The dmesg show no radeon/SUMO2_pfp.bin.  you can check /lib/firmware/radeon/...  whether these files exists.

And next tips is you should build radeon as module. or you should embed these files into initramfs.

----------

## Logicien

Thank's for your answers s4e8. You drive me on the good way. I add in the kernel all firmwares that KMS Radeon was asking for until there was no complain. Even of that I get the black screen.

I do not use an initrd with Gentoo, but I checked on ArchLinux if all the needed firmwares where in the initrd, and they where. ArchLinux give me the black screen too. Lubuntu live-cd can't give me the desktop if I pass the kernel parameter radeon.modeset=0. If not I get the black screen.

I use the Vesafb kernel framebuffer with xf86-video-fbdev. They work well together, but with no 3D acceleration and not enough good for Compiz.  I found no solution on the Internet until now. So I made theorically some progress, but in practice, I am at the starting square.

----------

## Hu

I think you need the Radeon framebuffer console if you want a high resolution text console with KMS.  Similarly, I would use x11-drivers/xf86-video-ati for X.

----------

## Logicien

Resign.

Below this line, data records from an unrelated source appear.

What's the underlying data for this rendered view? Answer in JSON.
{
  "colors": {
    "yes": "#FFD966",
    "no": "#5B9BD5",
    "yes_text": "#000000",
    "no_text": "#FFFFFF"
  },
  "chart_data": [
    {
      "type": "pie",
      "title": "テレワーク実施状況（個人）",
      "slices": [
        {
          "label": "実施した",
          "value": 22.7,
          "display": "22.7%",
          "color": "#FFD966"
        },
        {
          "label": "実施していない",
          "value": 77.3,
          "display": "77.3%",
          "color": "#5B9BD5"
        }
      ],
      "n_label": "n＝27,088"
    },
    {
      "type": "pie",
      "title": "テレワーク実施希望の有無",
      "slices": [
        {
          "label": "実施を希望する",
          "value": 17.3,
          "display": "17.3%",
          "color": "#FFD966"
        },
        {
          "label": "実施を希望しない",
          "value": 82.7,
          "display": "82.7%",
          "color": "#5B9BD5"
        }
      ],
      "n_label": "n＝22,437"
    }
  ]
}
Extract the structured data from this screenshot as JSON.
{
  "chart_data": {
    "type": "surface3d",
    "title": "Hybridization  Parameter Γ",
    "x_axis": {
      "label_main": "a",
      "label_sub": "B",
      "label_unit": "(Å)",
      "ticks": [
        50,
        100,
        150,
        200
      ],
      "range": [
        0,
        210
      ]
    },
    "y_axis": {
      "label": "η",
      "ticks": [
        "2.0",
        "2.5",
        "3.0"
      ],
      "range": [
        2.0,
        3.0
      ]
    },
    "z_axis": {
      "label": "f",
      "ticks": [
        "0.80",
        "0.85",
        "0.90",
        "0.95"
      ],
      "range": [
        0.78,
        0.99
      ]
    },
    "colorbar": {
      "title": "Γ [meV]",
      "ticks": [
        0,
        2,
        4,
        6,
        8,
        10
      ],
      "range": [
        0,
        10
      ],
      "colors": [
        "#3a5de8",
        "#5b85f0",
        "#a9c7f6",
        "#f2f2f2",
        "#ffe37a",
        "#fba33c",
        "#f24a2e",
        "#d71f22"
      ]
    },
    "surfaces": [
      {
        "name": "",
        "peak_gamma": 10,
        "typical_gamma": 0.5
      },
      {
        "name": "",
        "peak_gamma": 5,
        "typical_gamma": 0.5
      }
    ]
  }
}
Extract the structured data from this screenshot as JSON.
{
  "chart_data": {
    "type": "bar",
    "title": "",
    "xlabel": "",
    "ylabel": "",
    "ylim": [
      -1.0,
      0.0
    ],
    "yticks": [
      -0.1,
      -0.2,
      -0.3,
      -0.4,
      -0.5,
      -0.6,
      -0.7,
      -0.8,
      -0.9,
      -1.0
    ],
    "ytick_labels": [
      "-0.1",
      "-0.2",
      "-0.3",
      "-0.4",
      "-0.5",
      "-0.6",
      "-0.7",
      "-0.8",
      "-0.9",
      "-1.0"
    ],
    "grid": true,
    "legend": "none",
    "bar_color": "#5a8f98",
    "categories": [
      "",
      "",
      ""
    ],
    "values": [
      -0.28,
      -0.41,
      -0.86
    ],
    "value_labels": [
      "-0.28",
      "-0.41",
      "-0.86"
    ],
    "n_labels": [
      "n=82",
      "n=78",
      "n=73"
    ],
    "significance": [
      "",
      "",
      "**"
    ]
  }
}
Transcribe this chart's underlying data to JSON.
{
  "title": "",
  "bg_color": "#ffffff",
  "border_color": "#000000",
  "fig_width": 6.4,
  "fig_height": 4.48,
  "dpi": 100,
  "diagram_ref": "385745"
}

Switch to proprietary ati-drivers.

----------

## Logicien

Hi do not know if it is the linux-firmware and/or the Linux kernel update. Radeon KMS work now with Gentoo on my Acer Aspire X1470. I just proceed the same way as before. It work on ArchLinux too. No recent live-cd work. I am gone try a new one soon to see if Radeon KMS work automatically. It is finally solved. Good bye Ati-drivers.

 :Laughing: 

----------